Degree and Cardinality

  • Definitions of degree (number of attributes) and cardinality (number of tuples) outlined.

Relational Database Definition

  • Defined as a collection of distinct relations, normalization to be discussed further.

The Concept of Relational Keys

  • Significance in uniquely identifying tuples within a relation.

Types of Relational Keys

  • Overview of superkeys, candidate keys, primary keys, and foreign keys.

Understanding Superkeys

  • Superkey describes attributes uniquely identifying rows within tables.

More on Superkeys

  • Examples reinforcing the definition and application of superkeys in databases.

Primary Key Concept

  • A candidate key that uniquely identifies other attribute values, cannot have null entries.

Primary Key Reiteration

  • Further exploration of examples of primary keys' function in databases.

Foreign Key Definition

  • Defined as attributes that either match primary keys from other tables or can be null.

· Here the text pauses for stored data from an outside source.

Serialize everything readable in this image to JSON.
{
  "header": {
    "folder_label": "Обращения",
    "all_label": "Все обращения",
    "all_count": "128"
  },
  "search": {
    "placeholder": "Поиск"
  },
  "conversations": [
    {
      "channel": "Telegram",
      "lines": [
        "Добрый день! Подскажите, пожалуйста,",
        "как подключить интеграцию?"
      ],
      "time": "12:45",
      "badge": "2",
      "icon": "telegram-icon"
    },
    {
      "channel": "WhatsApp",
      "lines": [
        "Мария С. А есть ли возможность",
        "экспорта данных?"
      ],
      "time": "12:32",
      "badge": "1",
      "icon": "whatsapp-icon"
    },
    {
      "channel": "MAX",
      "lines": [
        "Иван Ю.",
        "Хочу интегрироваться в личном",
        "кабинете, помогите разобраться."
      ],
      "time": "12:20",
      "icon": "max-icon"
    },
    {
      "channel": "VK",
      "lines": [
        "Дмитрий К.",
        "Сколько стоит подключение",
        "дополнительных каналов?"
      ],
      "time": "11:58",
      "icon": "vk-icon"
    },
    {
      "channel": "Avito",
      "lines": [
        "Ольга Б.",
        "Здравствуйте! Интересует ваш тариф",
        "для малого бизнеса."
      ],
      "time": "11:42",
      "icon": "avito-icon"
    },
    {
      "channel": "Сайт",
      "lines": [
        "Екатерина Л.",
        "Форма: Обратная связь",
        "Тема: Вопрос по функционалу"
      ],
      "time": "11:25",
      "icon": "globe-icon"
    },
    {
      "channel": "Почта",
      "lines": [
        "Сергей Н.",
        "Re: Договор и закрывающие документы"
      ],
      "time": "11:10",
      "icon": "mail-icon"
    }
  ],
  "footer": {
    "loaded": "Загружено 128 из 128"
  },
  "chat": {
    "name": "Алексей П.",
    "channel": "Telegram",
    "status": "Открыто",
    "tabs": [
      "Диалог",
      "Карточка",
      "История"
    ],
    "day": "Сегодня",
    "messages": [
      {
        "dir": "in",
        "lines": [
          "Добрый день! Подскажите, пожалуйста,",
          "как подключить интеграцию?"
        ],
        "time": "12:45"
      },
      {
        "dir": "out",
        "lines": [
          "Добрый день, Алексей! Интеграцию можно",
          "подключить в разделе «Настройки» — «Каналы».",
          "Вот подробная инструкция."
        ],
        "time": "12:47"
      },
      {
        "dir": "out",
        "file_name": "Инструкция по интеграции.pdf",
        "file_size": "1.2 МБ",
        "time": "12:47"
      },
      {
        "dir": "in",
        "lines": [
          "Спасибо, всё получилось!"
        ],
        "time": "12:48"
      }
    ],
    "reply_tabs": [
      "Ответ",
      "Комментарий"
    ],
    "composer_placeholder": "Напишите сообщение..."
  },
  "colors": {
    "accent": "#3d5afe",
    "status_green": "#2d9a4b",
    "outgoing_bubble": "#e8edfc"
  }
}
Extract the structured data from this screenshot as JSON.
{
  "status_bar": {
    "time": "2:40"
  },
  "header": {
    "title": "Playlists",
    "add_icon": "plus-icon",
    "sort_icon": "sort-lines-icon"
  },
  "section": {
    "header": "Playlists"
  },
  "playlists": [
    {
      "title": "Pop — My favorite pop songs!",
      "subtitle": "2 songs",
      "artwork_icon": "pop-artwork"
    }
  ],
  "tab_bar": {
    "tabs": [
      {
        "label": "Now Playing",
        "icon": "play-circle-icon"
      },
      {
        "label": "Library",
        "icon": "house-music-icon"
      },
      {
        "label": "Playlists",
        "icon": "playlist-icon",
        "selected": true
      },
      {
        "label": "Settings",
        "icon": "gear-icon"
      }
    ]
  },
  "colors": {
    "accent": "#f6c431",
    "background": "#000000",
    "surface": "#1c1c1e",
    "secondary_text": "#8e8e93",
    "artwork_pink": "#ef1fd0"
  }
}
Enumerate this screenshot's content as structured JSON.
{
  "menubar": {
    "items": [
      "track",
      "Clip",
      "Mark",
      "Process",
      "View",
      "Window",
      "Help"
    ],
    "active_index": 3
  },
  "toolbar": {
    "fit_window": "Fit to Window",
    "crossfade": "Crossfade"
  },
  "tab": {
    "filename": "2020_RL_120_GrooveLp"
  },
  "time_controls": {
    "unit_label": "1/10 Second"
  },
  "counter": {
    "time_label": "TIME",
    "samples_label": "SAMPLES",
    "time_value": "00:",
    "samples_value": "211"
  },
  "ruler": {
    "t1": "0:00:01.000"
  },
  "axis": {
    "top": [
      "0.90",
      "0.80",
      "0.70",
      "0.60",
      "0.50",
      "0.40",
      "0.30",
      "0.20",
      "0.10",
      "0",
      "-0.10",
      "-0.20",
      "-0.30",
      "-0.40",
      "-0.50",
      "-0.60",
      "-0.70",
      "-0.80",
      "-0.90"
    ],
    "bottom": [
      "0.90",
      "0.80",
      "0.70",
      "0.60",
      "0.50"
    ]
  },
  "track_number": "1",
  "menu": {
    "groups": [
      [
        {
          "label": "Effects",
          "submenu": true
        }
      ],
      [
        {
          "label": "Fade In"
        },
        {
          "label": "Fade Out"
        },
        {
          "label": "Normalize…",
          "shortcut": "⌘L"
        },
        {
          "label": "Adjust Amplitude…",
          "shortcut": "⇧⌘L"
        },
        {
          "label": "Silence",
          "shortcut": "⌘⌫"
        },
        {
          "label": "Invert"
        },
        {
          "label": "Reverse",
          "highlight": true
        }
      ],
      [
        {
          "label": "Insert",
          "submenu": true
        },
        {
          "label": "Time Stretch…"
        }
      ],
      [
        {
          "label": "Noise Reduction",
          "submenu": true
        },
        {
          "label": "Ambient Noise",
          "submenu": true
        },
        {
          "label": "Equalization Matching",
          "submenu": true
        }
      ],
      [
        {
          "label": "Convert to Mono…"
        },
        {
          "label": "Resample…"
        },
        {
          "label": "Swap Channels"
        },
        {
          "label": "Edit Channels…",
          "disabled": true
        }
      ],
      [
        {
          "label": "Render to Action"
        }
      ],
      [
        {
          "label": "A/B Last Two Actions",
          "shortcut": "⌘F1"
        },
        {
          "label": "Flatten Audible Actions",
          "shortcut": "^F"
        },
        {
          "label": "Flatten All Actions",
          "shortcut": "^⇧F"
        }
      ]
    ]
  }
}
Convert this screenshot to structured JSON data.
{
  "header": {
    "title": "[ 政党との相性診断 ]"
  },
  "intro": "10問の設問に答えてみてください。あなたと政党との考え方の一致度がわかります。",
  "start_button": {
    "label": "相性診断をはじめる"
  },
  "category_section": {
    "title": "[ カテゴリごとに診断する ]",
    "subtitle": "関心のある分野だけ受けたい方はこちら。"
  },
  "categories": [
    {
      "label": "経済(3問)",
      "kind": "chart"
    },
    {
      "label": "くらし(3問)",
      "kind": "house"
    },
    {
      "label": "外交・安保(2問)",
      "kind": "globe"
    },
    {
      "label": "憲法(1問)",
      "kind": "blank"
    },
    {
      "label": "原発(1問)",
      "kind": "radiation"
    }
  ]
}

Conclusion on Foreign Keys

  • Reinforces the importance of foreign keys in database integrity.

Integrity Constraints

  • Definitions encapsulating entity integrity and referential integrity within databases.

Entity Integrity Defined

  • Stipulates that no primary key attributes can be null to ensure uniqueness.

Importance of Entity Integrity

  • Emphasizes the requirements for entity integrity across tables.

Referential Integrity Explained

  • Reinforces that foreign keys must correspond with primary keys or remain null in their relations.

Referential Integrity Continued

  • Further reiterates the requirements needed for referential integrity within database structures.